How Saddleworth inspired – and inspires – one of the country’s finest economic historians

SADDLEWORTH calls itself home to many things – it can now add one of Britain’s foremost economic historians to a lengthy list.

And Dr Victoria Bateman admits many of the facts detailed in her latest book ring true from her childhood.

The former pupil at Saddleworth School is the author of Economica: A Global History of Women, Wealth and Power.

Described as the untold story of how women made the world wealthy, it has been named as one of the best books of 2025 by the Financial Times.

Female workers helped to build the Great Pyramid of Giza and to plumb the city of ancient Rome.

Women dominated London’s brewing trade during medieval times, along with countless other examples.

Dr Victoria Bateman

But having been brought up in Greenfield, before moving to Lees and attending Greenfield Primary School before Saddleworth School, Oldham Sixth Form College and Cambridge University, she knew all about something termed ‘girl power.’

Speaking to Saddleworth Independent, Dr Bateman said: “Greenfield was the majority of my childhood, between the ages of about six and 13, and seeing powerful female figures was definitely an inspiration.

“When I was growing up, my grandma, Joyce Chadwick, had this phrase she’d always say to me, ‘Victoria, working class women have always worked.’

“In other words, don’t expect to be a housewife.

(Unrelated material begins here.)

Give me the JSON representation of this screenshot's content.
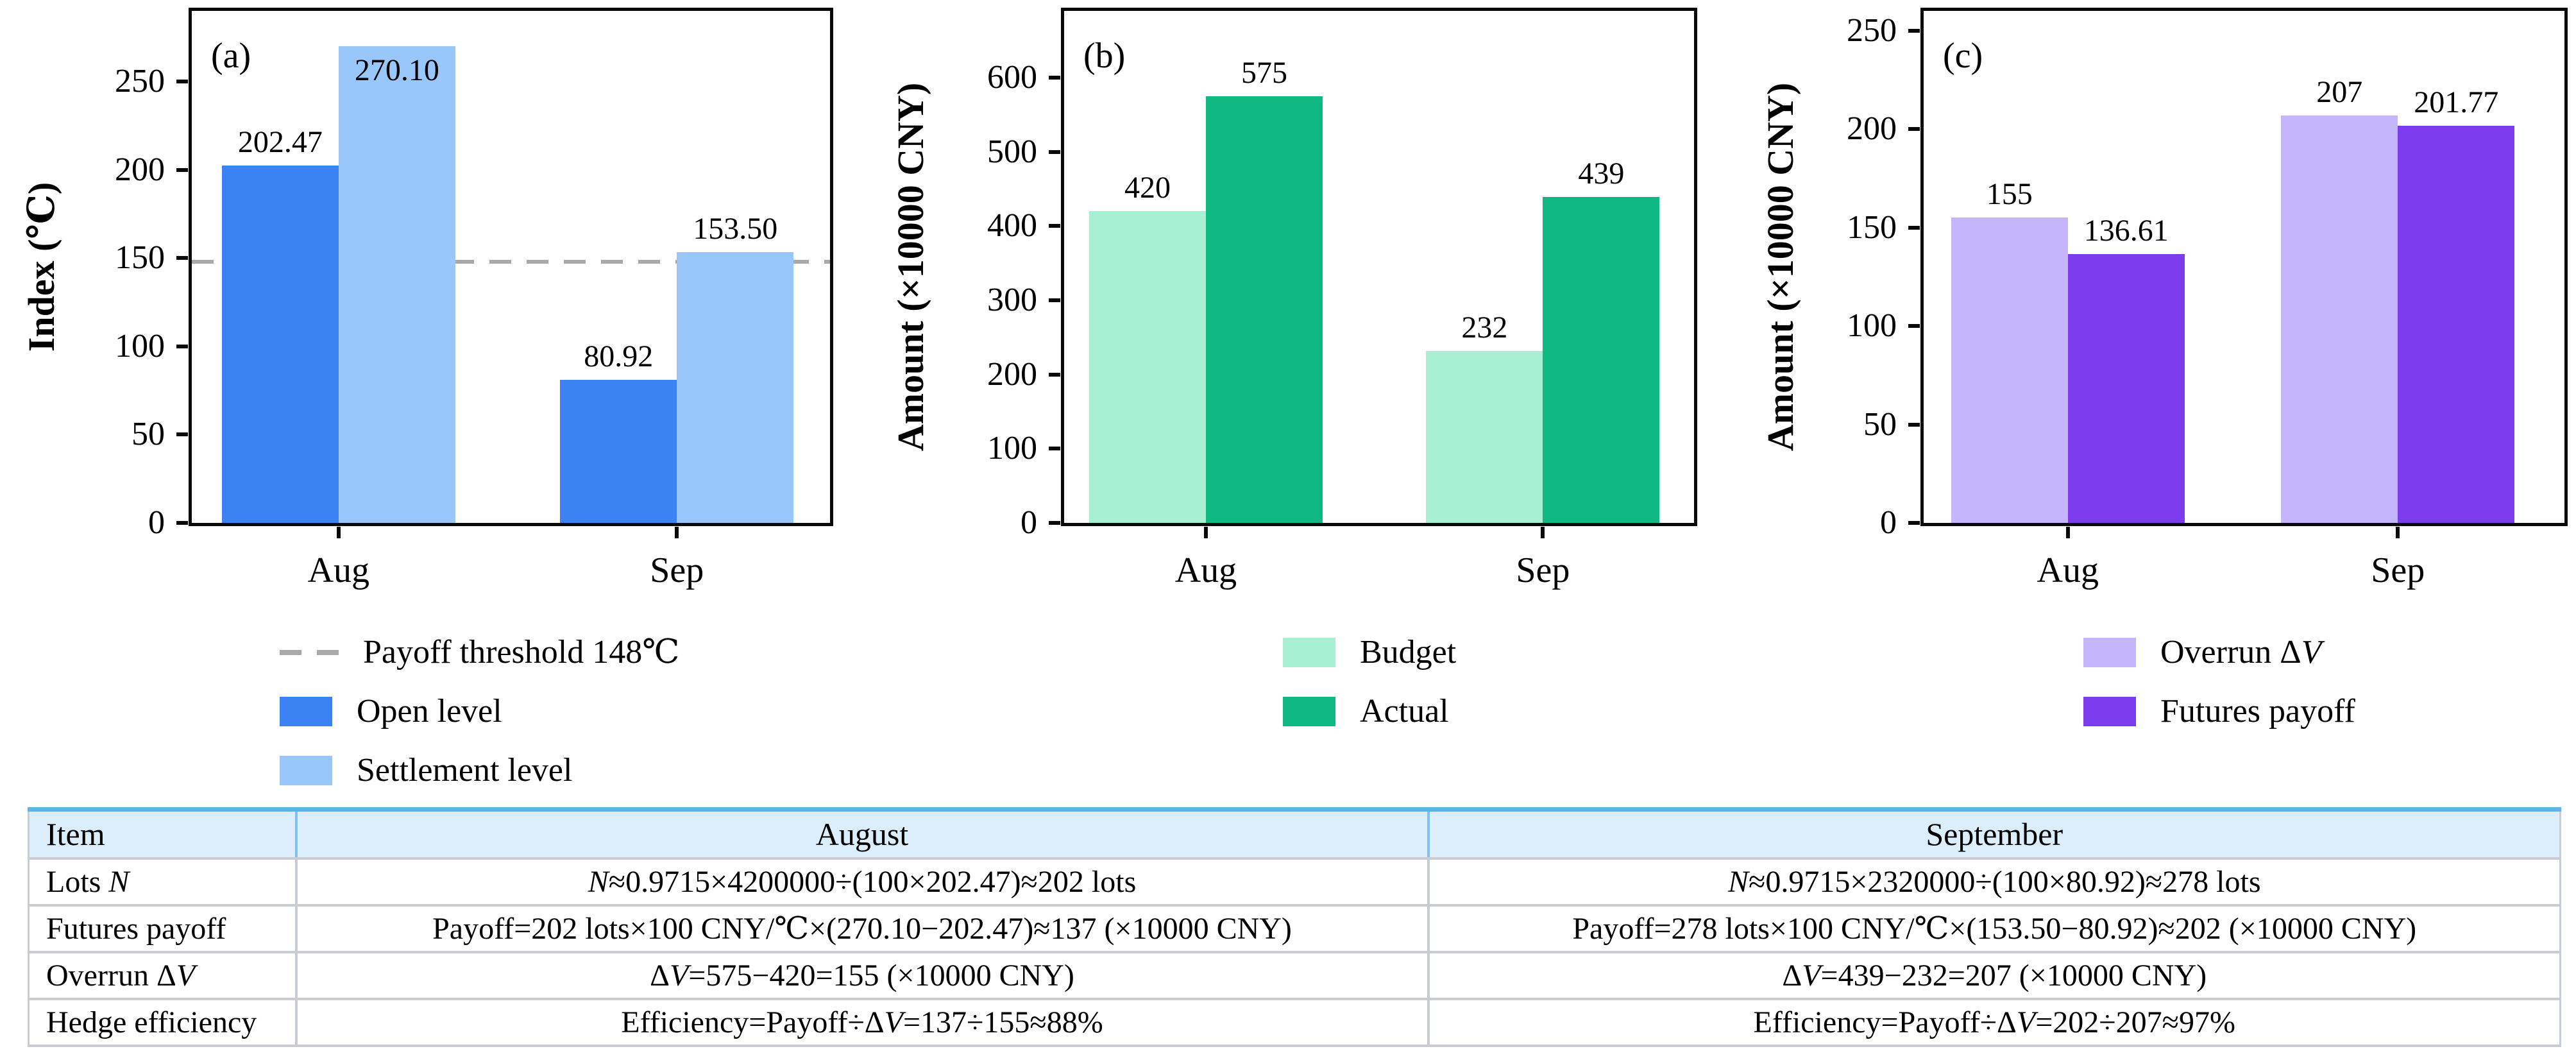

She’d tell me how she and the ladies she worked with in the cotton mill developed a kind of sign language so they could communicate with each other during the working day because the machinery was so noisy and clunky.

“I knew really from the local stories, from the family history, how instrumental women had been to the economic fortunes, not just of the north of England, but of the country.

“But what was interesting when I went to Cambridge University to formally study economic history was how little women were mentioned in the textbooks.

“We have this idea that women have spent most of history as housewives and only really joined the workforce in the 20th century as a result of the World Wars in which women started to do men’s jobs.

“But what I tried to show in this latest book is that from the beginning of human history, women were hunting alongside men, they were building pyramids alongside men, they were plumbing in ancient Rome, they were brewing beer in medieval times.

“And they were not just making the cloth in the Industrial Revolution, they were also mining coal, for example.”

Saddleworth, women and industry are interlinked. As Saddleworth Independent told, Lydgate was home to the first unofficial meeting of the Suffragettes.

And while Kent is now home – the accent is definitely no longer local but listening to brass bands on Christmas Day is a nod to her upbringing – that link remains in her work.

Dr Bateman added: “Annie Kenney, such a local heroine.

“Working class women, like Annie, were really there as the voice of ordinary women.

“What I would say as an economist is women’s economic freedoms are the ability to earn and keep their own money.

“Then the freedom for women to spend, to have their own bank accounts – things that are so easy to take for granted today.

“But women like Annie Kenney were really key. The suffragette movement was about so much more than votes for women. It was about women having the same economic rights as men.

“I think it’s a shame when I was growing up that local link wasn’t really talked about in the classroom. In the 1980s and 1990s, feminism wasn’t exactly trendy.

“And the reason I first got interested in economics and economic history in particular was growing up in Saddleworth and Oldham.

“Oldham had more cotton spindles than France and Germany put together and that whole heritage of the Industrial Revolution was something I saw around me growing up.

“Saddleworth Museum was a huge part of that. I must have visited that endless times as a girl!”

Dr Bateman, 45, will be back on home turf as she delivers the Hajnal Lecture at Manchester University in May after winning the Hajnal Prize for Economic History.

And Saddleworth Museum is on her list of places to go to, as well as being reunited with the man who put her on the path to where she is now, form tutor at Saddleworth School, Dr Bill Mitchinson.

The woman known as Victoria Powell when she attended between 1991 and 1996 recalled: “Being in his form was really transformational.

“A lot of people spent their time in form sessions at the start of the school day, when registers were taken, throwing paper airplanes and that type of thing.

“But he read us Shakespeare and he read us the Iliad. He forced us to learn European country capitals and things like that.

“I had him as form teacher for five years and that time – 15 minutes a day of this kind of wider education of really opening your eyes to things that were not on the school syllabus – was quite transformational.

“When I got my GCSE mock results – and I hadn’t revised – I got As and Bs. He said, ‘Victoria, this isn’t good enough. You can do better than this.’

“That was probably a one-minute conversation, but I thought, ‘If he believes in me, in my last year at Saddleworth School, I’m going to just quietly go to the local library and work.’

“Between Dr Bill Mitchinson and Uppermill Library, that really meant that I could push ahead. I blitzed my GCSEs, then went on to Oldham Sixth Form College, did well in my A-levels and then went on to Cambridge.

“He’s such an amazing man and I’m sure he has had a transformational influence on so many students through his time.”